Abiti da sera e prêt-à-porter realizzati con stoffe bio e colorati con ortaggi, frutta, radici, foglie e fiori. E' la moda eco frendly, un intreccio tra agricoltura, ambiente e abbigliamento che vale già 30 milioni di euro. Ad accendere i riflettori sul fashion green è l'associazione femminile di Cia-Agricoltori Italiani Donne in campo, con l'iniziativa 'Paesaggi da indossare' tra storie aziendali e sfilate di moda. L'obiettivo è creare una filiera del tessile made in Italy 100% ecosostenibile, con tessuti e tinture naturali, tanto che l'associazione ha appena lanciato il marchio 'Agritessuti'.
Una sfida che risponde prima di tutto alle richieste dei consumatori: la domanda di capi sostenibili in Italia, infatti, è cresciuta del 78% negli ultimi due anni e oggi il 55% degli utenti è disposto a pagare di più per capi ecofriendly.
Ma quali sono i numeri di questa filiera inedita degli agritessuti? Secondo stime Cia, la produzione di lino, canapa, gelso da seta, oggi coinvolge circa 2.000 aziende agricole in Italia, per un fatturato di quasi 30 milioni di euro con le attività connesse. Se la filiera degli Agritessuti venisse incoraggiata -osservano le Donne in Campo- questa cifra potrebbe triplicare già nel prossimo triennio. Per esempio, coinvolgendo nell’immediato le 3.000 imprese produttrici di piante officinali, alcune anche tintorie, come lavanda e camomilla, allargandone il campo.

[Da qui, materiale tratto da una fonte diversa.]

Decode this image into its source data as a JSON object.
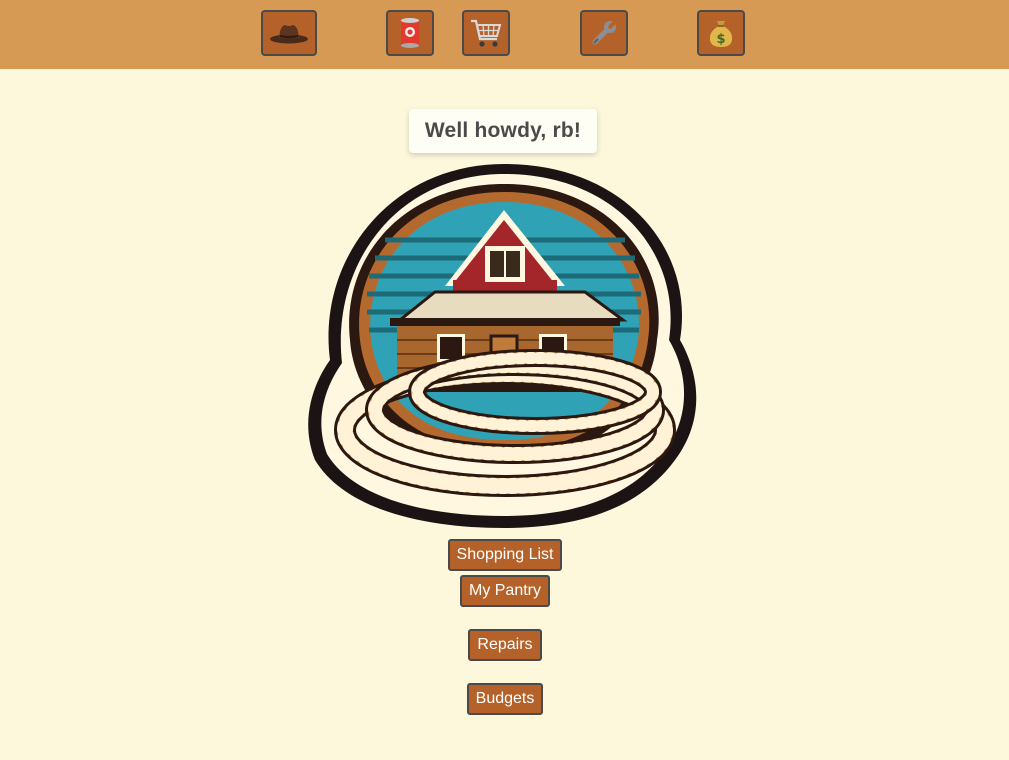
{
  "header": {
    "nav": [
      {
        "name": "home",
        "icon": "cowboy-hat-icon"
      },
      {
        "name": "pantry",
        "icon": "tin-can-icon"
      },
      {
        "name": "shopping",
        "icon": "shopping-cart-icon"
      },
      {
        "name": "repairs",
        "icon": "wrench-icon"
      },
      {
        "name": "budgets",
        "icon": "money-bag-icon"
      }
    ]
  },
  "main": {
    "greeting": "Well howdy, rb!",
    "logo": {
      "icon": "ranch-house-lasso-logo"
    },
    "buttons": {
      "shopping_list": "Shopping List",
      "my_pantry": "My Pantry",
      "repairs": "Repairs",
      "budgets": "Budgets"
    }
  },
  "colors": {
    "topbar": "#d79a55",
    "background": "#fdf8dc",
    "button": "#b4622a",
    "button_border": "#4a4a4a",
    "greeting_text": "#4a4a4a"
  }
}
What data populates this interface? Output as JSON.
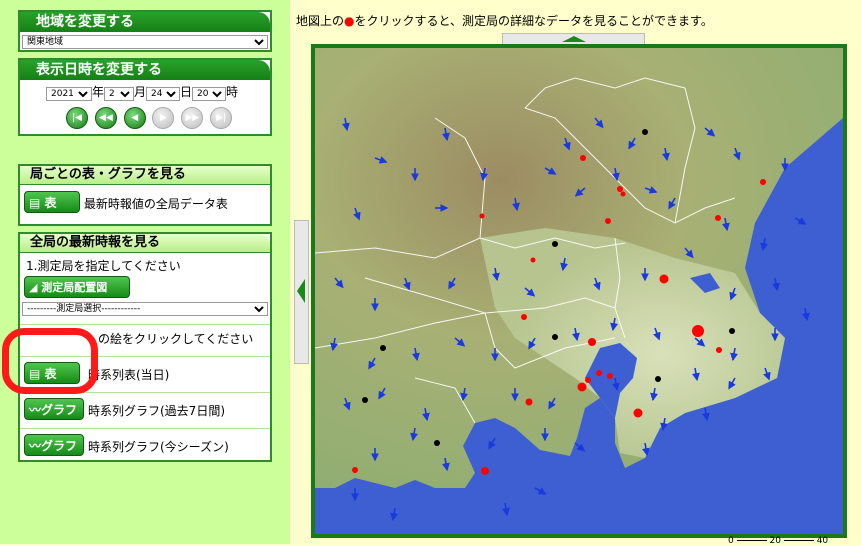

E associando, ovviamente, la tintura dagli scarti dell’agricoltura: come le foglie dei carciofi, le scorze del melograno, le bucce della cipolla, i residui di potatura di olivi e ciliegi, i ricci del castagno.
“E’ una filiera tutta da costruire, ma di cui abbiamo il know-how, considerata la vicinanza tra le donne e la tradizione tessile, nella storia e ancora oggi -sottolinea la presidente nazionale di Donne in Campo-Cia Pina Terenzi-. Per questo, ribadiamo la necessità di dare vita a tavoli di filiera dedicati, al Ministero delle Politiche agricole alimentari e forestali, a sostegno della produzione di fibre naturali, a cui andrà affiancata la creazione di impianti di trasformazione, diffusi sul territorio e in particolare nelle aree interne, per mettere a disposizione dell’industria e dell’artigianato un prodotto di qualità, certificato, tracciato e sostenibile”.
D’altra parte, è l’ONU per primo, con l’Agenda 2030 per lo Sviluppo Sostenibile, a sollecitare la costruzione di nuovi sistemi di produzione a minore impatto ambientale, e che anzi possano avere un ruolo positivo nei processi di riduzione dell’inquinamento, nel riciclo delle risorse e nella mitigazione dei cambiamenti climatici.
Oggi invece -sottolineano le Donne in Campo di Cia- l’industria tessile è la seconda più inquinante al mondo, responsabile del 20% dello spreco globale di acqua e del 10% delle emissioni di anidride carbonica. Una maglietta richiede, in media, 2.700 litri d’acqua per essere prodotta, un jeans fino a 10.000 litri, utilizzando soprattutto fibre e coloranti di sintesi. Considerato che il consumo mondiale di indumenti è destinato a crescere di oltre il 60% entro il 2030, è evidente quanto siano enormi le potenzialità di una filiera del tessile ecologicamente orientata, fino a rappresentare il 15-20% del fatturato del settore in Italia (4,2 miliardi).
“La sostenibilità, come chiede l’ONU, deve permeare tutto il business del tessile -conclude Pina Terenzi- chiamato come gli altri settori a riformare se stesso: metodi di produzione salva-ambiente, con l’uso di tinture che sprecano meno acqua o l’utilizzo di rifiuti come materia prima. L’agricoltura dimostra di essere in prima linea in questo processo di cambiamento, con le donne promotrici".